Es la resultante del hombre perdido en los laberintos de la incertidumbre. El ser humano derrotado por los agobios y que escarba por una pizca de felicidad.

Muchos de mis amigos y conocidos ya son difuntos a causa de su dipsomanía.

Lo peor es que otros se encuentran en un estado físico tan lamentable, que vaticinar su deceso es tan seguro como decir que el socialismo real en Cuba, dígase dictadura, será un triste recuerdo en un lapso no más extenso que un quinquenio. Quiera Dios que mis augurios se adelanten.

Rafael, Lázaro, Leonid, Lorenzo. Ellos sobreviven a duras penas, errantes, presos en la permanente embriaguez.

Son ejemplos del hombre nuevo que la revolución dijo formaría para orgullo de la nación.
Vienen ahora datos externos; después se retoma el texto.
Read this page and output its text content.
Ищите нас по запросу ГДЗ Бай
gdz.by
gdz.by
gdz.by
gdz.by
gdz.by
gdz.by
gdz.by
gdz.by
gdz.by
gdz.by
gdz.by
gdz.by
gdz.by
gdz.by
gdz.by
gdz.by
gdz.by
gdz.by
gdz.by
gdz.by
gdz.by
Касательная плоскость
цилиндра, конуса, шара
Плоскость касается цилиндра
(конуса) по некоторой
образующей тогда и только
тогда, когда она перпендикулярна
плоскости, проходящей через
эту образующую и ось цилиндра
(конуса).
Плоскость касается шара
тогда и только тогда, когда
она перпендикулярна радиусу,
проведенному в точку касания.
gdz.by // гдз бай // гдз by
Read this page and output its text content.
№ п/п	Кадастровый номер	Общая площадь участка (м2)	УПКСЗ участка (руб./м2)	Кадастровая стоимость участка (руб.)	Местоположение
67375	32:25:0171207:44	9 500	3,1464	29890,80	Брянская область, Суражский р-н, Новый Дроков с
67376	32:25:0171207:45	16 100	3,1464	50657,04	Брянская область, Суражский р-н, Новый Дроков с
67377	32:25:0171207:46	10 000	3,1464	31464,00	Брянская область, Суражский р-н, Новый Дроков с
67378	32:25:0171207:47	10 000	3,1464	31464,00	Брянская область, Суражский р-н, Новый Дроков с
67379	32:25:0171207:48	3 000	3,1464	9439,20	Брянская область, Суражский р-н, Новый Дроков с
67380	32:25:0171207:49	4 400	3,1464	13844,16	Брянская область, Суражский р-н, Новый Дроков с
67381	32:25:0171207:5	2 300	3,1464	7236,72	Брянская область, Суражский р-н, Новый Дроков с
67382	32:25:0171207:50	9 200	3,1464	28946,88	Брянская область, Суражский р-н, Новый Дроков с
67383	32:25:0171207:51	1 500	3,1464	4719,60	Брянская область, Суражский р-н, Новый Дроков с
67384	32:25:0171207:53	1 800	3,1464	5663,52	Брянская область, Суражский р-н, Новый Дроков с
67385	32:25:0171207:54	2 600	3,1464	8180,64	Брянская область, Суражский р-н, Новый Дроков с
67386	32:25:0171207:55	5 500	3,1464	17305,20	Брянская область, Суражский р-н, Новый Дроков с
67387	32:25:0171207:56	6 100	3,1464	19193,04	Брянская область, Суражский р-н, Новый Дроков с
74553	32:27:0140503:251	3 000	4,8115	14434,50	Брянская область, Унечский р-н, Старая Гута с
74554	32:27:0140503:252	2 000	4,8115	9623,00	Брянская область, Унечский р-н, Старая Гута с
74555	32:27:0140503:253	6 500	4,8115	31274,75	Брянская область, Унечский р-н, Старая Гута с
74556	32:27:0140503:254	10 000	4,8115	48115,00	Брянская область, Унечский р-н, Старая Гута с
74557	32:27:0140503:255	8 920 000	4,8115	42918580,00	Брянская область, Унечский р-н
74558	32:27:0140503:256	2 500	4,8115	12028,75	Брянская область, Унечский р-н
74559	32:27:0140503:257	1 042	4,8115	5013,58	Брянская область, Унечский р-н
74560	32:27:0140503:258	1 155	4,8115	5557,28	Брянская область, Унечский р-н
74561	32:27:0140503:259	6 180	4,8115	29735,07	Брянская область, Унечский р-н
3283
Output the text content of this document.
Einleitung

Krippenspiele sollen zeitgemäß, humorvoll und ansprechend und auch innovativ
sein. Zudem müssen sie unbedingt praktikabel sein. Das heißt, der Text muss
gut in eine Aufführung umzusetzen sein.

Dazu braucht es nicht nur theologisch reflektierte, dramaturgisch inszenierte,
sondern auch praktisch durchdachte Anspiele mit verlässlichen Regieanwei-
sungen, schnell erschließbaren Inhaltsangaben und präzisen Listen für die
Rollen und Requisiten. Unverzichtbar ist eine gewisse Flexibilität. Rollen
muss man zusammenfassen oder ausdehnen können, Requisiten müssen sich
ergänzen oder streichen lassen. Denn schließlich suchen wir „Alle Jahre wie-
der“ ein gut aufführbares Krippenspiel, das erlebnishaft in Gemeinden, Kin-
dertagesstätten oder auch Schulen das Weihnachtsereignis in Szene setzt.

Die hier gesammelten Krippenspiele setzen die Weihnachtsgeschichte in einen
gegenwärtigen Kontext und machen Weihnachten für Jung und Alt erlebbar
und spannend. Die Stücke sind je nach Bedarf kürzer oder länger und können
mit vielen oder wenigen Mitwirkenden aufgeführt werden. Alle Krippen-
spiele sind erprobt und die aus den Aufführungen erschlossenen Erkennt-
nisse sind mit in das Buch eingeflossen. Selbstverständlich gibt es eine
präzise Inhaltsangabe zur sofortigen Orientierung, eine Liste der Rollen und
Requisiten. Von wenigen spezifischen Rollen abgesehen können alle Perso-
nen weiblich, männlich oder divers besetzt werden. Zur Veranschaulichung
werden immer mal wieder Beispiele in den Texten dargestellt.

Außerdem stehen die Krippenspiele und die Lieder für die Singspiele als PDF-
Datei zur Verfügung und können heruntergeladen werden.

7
Evidentemente los proyectos de estos hombres se hundieron en los remolinos de una ideología que ensombrece y paraliza. Aquí el porvenir es un fuego fatuo, una palabra bajo el candado de los enigmas, un eco del sonido extraviado en la lejanía.

Morirán por sus propias manos como excelentes suicidas, solos y quizás contentos en medio de su euforia alcohólica. Todos imitarán el adiós de Santos, y como siempre, no llegaré a tiempo para verlos en el fragor de su despedida.